The gunman, Staff Sgt. Lewis, 31, was a member of the U.S. Army Special Operations Command stationed at Fort Bragg. According to Military.com, he served as a special operations combat medic. His wife, Sarah, 34, who was pregnant with their fourth child — due on Christmas Day, said family — had previously served in the military as well, up until the birth of their first child.
Keith reportedly emptied a series of shots into Sarah before turning the gun on himself, dying on the spot. Sarah was rushed to the hospital with multiple gunshot wounds, where she and her unborn daughter — which they planned to name Isabella — later died.

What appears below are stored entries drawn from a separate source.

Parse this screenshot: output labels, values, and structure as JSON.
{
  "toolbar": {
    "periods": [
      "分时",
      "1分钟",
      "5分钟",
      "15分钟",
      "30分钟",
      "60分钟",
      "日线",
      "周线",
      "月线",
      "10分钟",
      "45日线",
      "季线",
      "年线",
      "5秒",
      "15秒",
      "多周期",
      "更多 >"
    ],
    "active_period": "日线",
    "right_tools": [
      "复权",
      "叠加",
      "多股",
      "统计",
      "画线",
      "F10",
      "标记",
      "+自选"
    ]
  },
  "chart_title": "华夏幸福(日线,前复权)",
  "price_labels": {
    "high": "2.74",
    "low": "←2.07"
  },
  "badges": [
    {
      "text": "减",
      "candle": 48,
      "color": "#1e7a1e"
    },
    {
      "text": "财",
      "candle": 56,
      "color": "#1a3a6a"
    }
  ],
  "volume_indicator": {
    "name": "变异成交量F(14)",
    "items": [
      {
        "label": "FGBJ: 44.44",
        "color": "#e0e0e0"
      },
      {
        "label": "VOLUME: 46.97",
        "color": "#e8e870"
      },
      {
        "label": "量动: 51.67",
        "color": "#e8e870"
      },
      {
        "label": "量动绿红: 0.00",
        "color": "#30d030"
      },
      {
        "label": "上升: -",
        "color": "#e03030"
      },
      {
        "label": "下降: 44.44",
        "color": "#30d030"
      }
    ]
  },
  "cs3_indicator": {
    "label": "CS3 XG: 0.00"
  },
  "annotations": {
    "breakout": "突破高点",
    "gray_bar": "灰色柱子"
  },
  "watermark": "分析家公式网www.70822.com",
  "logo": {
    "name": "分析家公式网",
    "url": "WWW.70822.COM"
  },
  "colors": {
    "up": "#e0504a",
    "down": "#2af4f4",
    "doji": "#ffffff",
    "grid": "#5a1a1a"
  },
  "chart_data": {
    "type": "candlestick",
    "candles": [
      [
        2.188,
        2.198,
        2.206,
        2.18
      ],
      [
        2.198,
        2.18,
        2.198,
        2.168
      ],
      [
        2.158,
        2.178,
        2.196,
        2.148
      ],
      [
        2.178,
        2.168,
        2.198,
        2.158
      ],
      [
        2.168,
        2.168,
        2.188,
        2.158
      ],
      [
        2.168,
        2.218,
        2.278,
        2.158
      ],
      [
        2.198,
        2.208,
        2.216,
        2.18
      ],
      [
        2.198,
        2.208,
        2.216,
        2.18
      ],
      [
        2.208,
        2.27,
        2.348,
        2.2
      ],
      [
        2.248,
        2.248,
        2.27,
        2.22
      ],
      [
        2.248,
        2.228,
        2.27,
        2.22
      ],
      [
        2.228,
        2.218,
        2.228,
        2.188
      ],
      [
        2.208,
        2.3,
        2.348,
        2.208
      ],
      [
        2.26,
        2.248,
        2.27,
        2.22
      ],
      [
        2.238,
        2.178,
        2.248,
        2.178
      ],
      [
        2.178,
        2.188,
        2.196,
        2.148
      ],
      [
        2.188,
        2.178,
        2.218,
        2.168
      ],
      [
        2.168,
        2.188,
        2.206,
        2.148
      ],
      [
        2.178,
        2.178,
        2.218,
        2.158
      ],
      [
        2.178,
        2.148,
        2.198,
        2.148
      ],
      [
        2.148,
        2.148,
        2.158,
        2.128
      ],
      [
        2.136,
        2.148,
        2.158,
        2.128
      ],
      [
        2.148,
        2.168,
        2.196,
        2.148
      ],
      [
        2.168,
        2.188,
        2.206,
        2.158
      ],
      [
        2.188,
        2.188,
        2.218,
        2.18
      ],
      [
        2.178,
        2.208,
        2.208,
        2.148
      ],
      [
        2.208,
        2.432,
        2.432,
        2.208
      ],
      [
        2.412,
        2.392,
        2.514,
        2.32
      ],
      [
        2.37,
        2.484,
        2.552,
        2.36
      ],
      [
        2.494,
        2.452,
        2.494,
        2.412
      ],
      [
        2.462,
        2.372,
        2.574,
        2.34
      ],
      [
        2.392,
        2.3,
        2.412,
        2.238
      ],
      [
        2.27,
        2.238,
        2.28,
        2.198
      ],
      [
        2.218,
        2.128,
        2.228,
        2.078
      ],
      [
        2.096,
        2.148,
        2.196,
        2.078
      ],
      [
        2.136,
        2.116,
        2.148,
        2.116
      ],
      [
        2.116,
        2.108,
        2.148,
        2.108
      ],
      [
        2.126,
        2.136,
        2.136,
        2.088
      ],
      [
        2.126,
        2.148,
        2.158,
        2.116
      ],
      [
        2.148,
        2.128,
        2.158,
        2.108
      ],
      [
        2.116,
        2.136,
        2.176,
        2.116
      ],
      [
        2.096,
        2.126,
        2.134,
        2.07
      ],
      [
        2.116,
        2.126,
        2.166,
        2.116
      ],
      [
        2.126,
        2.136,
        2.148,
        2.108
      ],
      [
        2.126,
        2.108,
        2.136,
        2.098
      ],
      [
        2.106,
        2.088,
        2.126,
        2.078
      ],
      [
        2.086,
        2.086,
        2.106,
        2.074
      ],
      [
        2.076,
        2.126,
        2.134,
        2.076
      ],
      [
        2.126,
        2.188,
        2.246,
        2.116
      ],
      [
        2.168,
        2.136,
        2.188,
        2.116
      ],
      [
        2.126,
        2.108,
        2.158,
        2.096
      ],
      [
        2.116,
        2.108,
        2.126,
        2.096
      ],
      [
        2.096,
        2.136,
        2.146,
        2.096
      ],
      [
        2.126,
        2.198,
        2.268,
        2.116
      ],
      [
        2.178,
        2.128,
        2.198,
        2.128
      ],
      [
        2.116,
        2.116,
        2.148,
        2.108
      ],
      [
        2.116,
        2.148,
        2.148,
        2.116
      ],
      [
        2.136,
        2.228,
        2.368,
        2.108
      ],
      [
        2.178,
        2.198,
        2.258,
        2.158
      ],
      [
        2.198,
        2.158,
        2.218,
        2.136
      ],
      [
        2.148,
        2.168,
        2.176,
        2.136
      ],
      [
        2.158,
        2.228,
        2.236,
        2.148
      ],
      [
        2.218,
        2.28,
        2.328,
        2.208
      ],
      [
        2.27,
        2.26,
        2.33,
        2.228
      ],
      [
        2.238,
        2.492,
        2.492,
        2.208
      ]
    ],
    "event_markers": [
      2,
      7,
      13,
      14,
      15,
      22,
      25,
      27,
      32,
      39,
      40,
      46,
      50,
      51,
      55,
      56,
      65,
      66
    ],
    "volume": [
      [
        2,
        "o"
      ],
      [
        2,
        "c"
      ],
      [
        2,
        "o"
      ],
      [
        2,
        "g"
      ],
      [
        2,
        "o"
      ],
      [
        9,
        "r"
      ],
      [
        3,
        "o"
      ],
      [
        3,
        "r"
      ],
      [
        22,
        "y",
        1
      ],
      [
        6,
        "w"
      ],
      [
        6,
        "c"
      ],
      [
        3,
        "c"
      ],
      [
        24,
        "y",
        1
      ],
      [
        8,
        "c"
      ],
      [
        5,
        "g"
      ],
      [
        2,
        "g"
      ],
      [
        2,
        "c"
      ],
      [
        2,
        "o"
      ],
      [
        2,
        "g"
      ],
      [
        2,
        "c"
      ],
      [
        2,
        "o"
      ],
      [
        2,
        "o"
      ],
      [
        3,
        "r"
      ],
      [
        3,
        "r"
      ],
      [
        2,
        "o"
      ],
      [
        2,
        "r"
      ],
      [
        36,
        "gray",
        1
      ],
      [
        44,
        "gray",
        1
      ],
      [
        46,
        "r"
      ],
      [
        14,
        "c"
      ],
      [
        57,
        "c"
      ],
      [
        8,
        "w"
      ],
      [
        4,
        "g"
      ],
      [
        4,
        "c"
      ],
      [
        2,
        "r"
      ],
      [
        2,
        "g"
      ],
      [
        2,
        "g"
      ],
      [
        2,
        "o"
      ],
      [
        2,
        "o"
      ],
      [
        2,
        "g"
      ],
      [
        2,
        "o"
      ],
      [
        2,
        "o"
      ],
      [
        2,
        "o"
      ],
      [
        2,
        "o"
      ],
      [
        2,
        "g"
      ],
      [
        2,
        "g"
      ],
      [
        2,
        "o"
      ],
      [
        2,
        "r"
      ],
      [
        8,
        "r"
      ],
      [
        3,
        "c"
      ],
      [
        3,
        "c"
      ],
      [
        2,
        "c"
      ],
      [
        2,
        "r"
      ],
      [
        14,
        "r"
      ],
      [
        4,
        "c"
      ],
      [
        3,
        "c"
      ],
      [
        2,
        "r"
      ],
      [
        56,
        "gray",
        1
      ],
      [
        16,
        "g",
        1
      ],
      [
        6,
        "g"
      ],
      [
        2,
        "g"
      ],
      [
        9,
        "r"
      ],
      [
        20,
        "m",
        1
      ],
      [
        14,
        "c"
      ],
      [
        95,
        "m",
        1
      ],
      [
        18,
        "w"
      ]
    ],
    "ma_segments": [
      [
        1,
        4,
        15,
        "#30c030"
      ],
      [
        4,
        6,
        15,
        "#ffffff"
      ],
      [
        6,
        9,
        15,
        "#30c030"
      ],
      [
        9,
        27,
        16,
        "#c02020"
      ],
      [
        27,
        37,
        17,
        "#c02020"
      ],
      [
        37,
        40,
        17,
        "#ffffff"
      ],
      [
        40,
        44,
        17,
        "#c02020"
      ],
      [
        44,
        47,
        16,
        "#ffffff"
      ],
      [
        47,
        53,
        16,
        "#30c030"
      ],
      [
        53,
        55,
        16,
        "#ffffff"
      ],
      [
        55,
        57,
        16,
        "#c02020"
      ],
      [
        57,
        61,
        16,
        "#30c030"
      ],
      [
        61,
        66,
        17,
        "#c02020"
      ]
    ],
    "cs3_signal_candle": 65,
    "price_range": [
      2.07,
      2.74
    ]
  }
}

The couple's 3-year-old toddler was in the house at the time of the shooting, but she was not injured. Police say the child is safe with relatives at the moment.
“It’s complete shock. It’s like a horror movie,” Tammy De Mirza, Sarah's aunt, told local news. She described her niece's bubbly personality: “She was vivacious and fun and lighthearted and easygoing and really had a heart to be of service.”
De Mirza also noted that she does believe her niece's husband had PTSD, as well as an alcohol problem. She related that he had threatened suicide before in the past. "From what I understand, he drank, and when he drank he lost it," she said.
"We are profoundly saddened at the tragic passing of Staff Sgt. and Mrs. Lewis," said Lt. Col. Mark Finnegan, commander of the 98th Civil Affairs Battalion, where Keith was assigned, in a statement. "Our soldiers and families are the bedrock of our unit and any loss deeply affects our formations."
Sarah's aunt says that she is prepared to forgive her deceased nephew-in-law for his horrific crimes. "He was obviously very troubled," she said. "There is nothing in my heart but forgiveness."
De Mirza hopes that her niece's death can serve to inform others about domestic violence. “I love her, and I refuse to let her memory be that of a victim. To be honest with you, I’m going to use this to educate people. I’m not going to let her death be in vain,” she vowed.